Surveillance of antigen-presenting cells by CD4+ CD25+ regulatory T cells in autoimmunity: immunopathogenesis and therapeutic implications
- PMID: 19349365
- PMCID: PMC2671245
- DOI: 10.2353/ajpath.2009.080987
Surveillance of antigen-presenting cells by CD4+ CD25+ regulatory T cells in autoimmunity: immunopathogenesis and therapeutic implications
Abstract
CD4+CD25+ regulatory T cells (Tregs) play a critical role in preventing immune aggression. One way in which Tregs exert immune surveillance activities is by modifying the function of antigen presenting cells (APCs) such as dendritic cells, macrophages, and B cells. Tregs can induce apoptosis of APCs or inhibit their activation and function, thereby regulating subsequent innate and adaptive immune responses.

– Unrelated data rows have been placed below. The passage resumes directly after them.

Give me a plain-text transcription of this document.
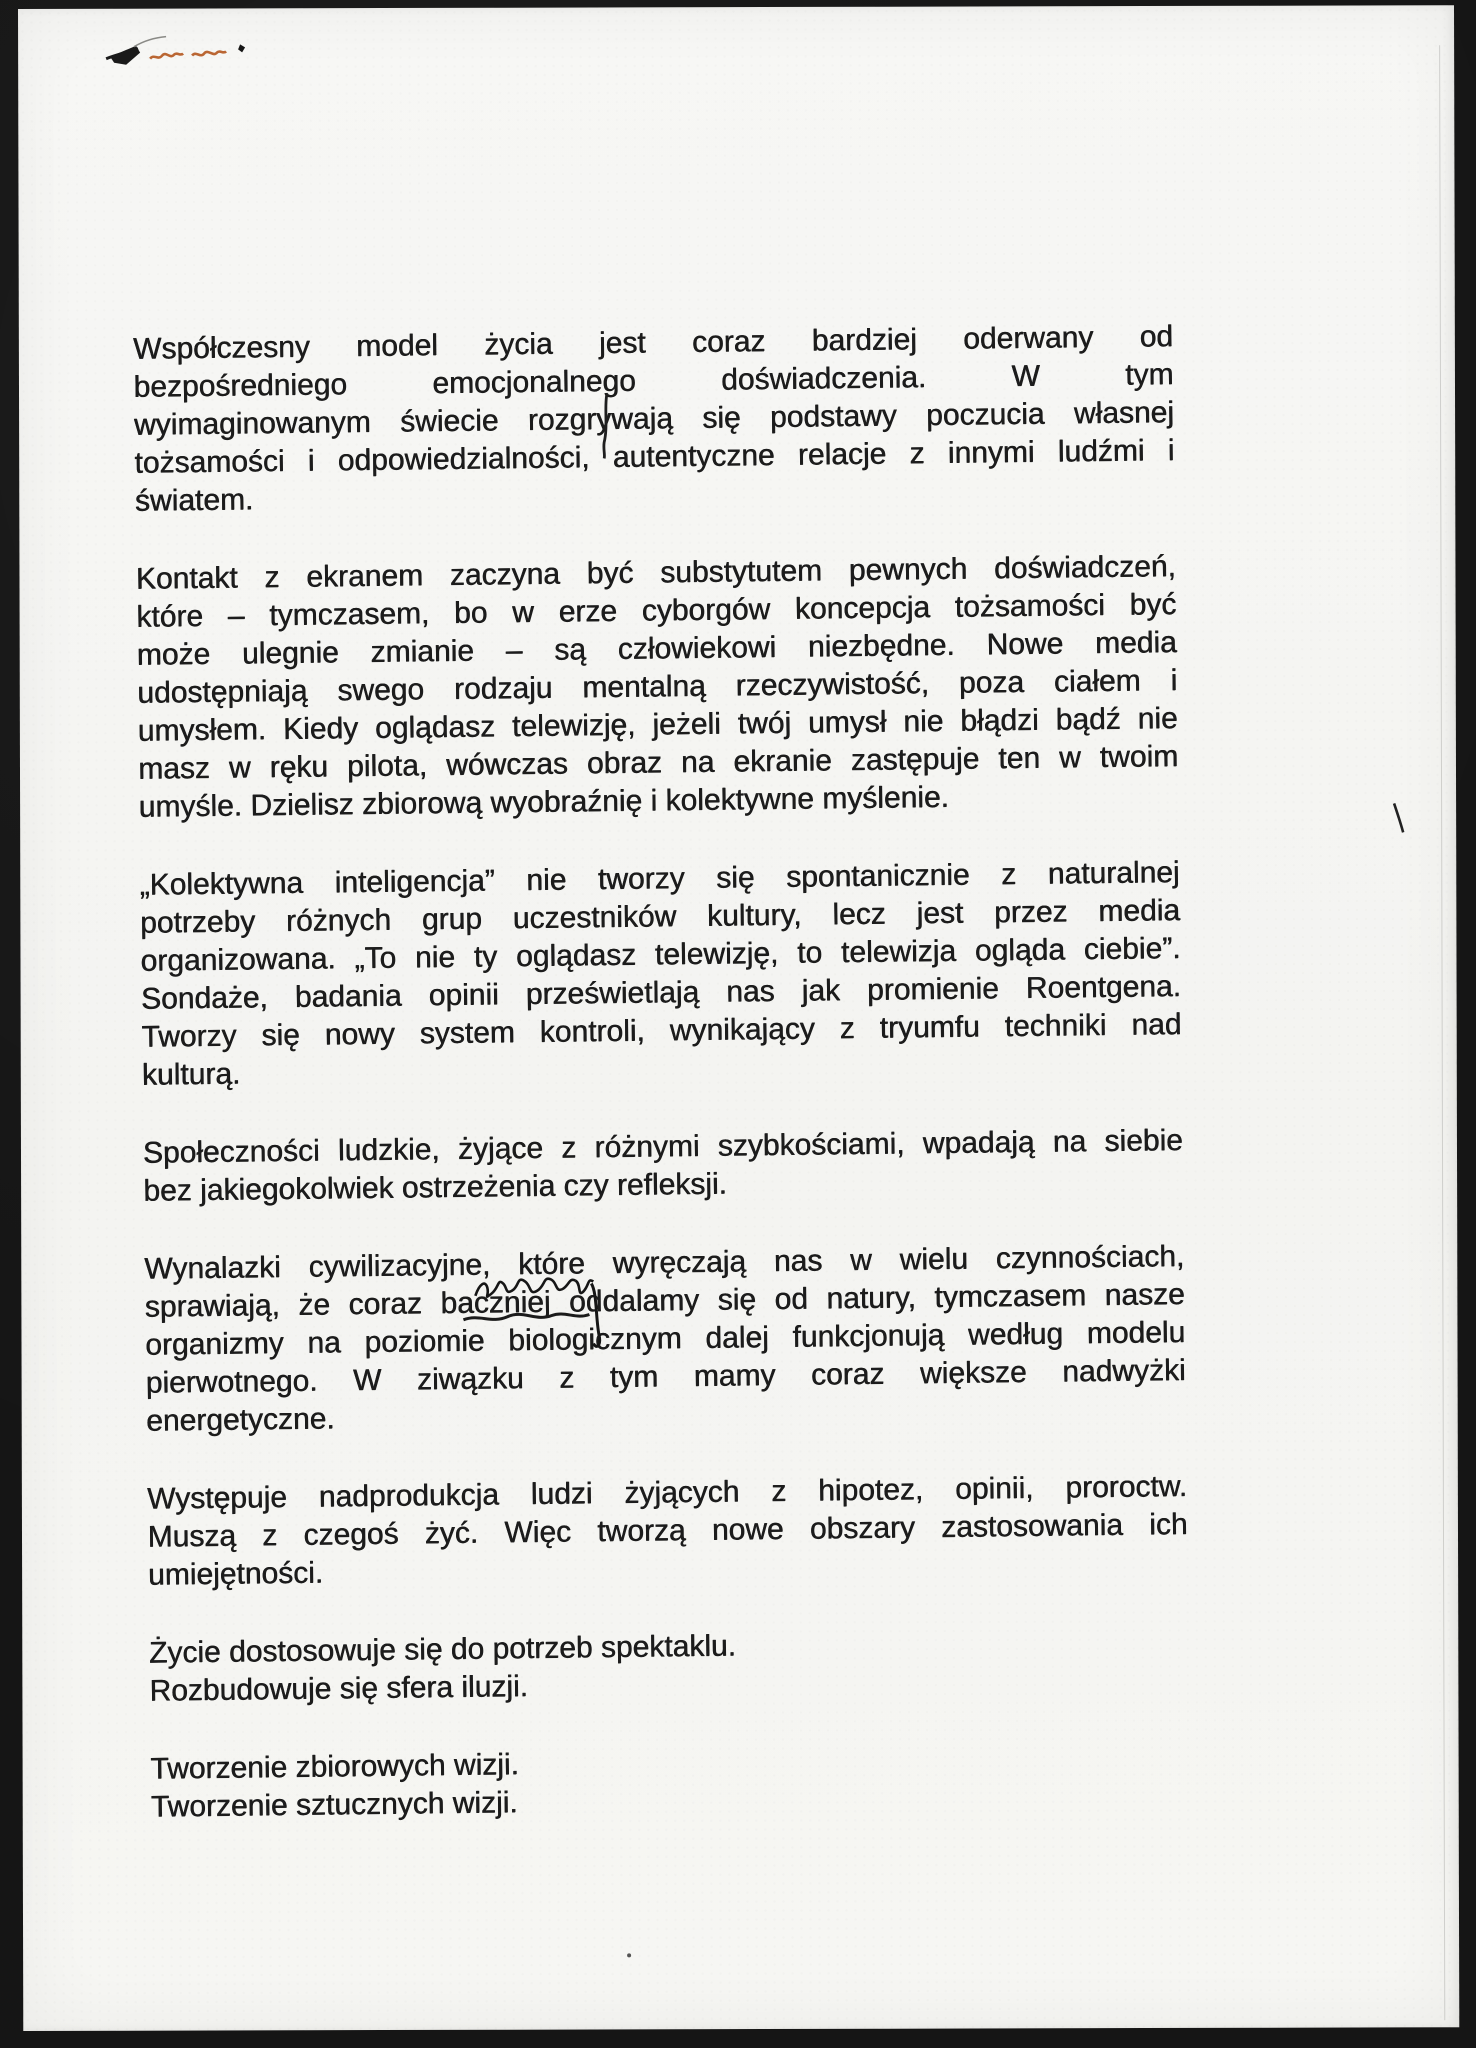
Współczesny model życia jest coraz bardziej oderwany od
bezpośredniego emocjonalnego doświadczenia. W tym
wyimaginowanym świecie rozgrywają się podstawy poczucia własnej
tożsamości i odpowiedzialności, autentyczne relacje z innymi ludźmi i
światem.
Kontakt z ekranem zaczyna być substytutem pewnych doświadczeń,
które – tymczasem, bo w erze cyborgów koncepcja tożsamości być
może ulegnie zmianie – są człowiekowi niezbędne. Nowe media
udostępniają swego rodzaju mentalną rzeczywistość, poza ciałem i
umysłem. Kiedy oglądasz telewizję, jeżeli twój umysł nie błądzi bądź nie
masz w ręku pilota, wówczas obraz na ekranie zastępuje ten w twoim
umyśle. Dzielisz zbiorową wyobraźnię i kolektywne myślenie.
„Kolektywna inteligencja” nie tworzy się spontanicznie z naturalnej
potrzeby różnych grup uczestników kultury, lecz jest przez media
organizowana. „To nie ty oglądasz telewizję, to telewizja ogląda ciebie”.
Sondaże, badania opinii prześwietlają nas jak promienie Roentgena.
Tworzy się nowy system kontroli, wynikający z tryumfu techniki nad
kulturą.
Społeczności ludzkie, żyjące z różnymi szybkościami, wpadają na siebie
bez jakiegokolwiek ostrzeżenia czy refleksji.
Wynalazki cywilizacyjne, które wyręczają nas w wielu czynnościach,
sprawiają, że coraz baczniej oddalamy się od natury, tymczasem nasze
organizmy na poziomie biologicznym dalej funkcjonują według modelu
pierwotnego. W ziwązku z tym mamy coraz większe nadwyżki
energetyczne.
Występuje nadprodukcja ludzi żyjących z hipotez, opinii, proroctw.
Muszą z czegoś żyć. Więc tworzą nowe obszary zastosowania ich
umiejętności.
Życie dostosowuje się do potrzeb spektaklu.
Rozbudowuje się sfera iluzji.
Tworzenie zbiorowych wizji.
Tworzenie sztucznych wizji.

These actions of Tregs are mediated by both soluble factors (interleukin [IL]-10, transforming growth factor-beta, perforins, granzymes) and cell-associated molecules (cytotoxic T lymphocyte antigen 4, lymphocyte activation gene-3, CD18, neuropilin-1, LFA-1/CD11a, CD39), of which cytotoxic T lymphocyte antigen 4 has a key role. However, in autoimmunity, chronically activated APCs under the influence of intracellular signaling pathways, such as phosphatidyl inositol 3 kinase, JAK-STAT, MAPK, and nuclear factor-kappaB pathways, can escape surveillance by Tregs, leading to the activation of T cells that are refractory to suppression by Tregs. Moreover, APCs and APC-derived inflammatory cytokines such as tumor necrosis factor, IL-6, IL-1beta, and IL-23 can render Tregs defective and can also reciprocally enhance the activity of the IL-17-producing pathogenic Th17 T cell subset. Emerging knowledge of the importance of APC-Treg interactions in maintaining immune tolerance and aberrations in this cross talk in autoimmune diseases provides a rationale for therapeutic approaches specifically targeting this axis of the immune system.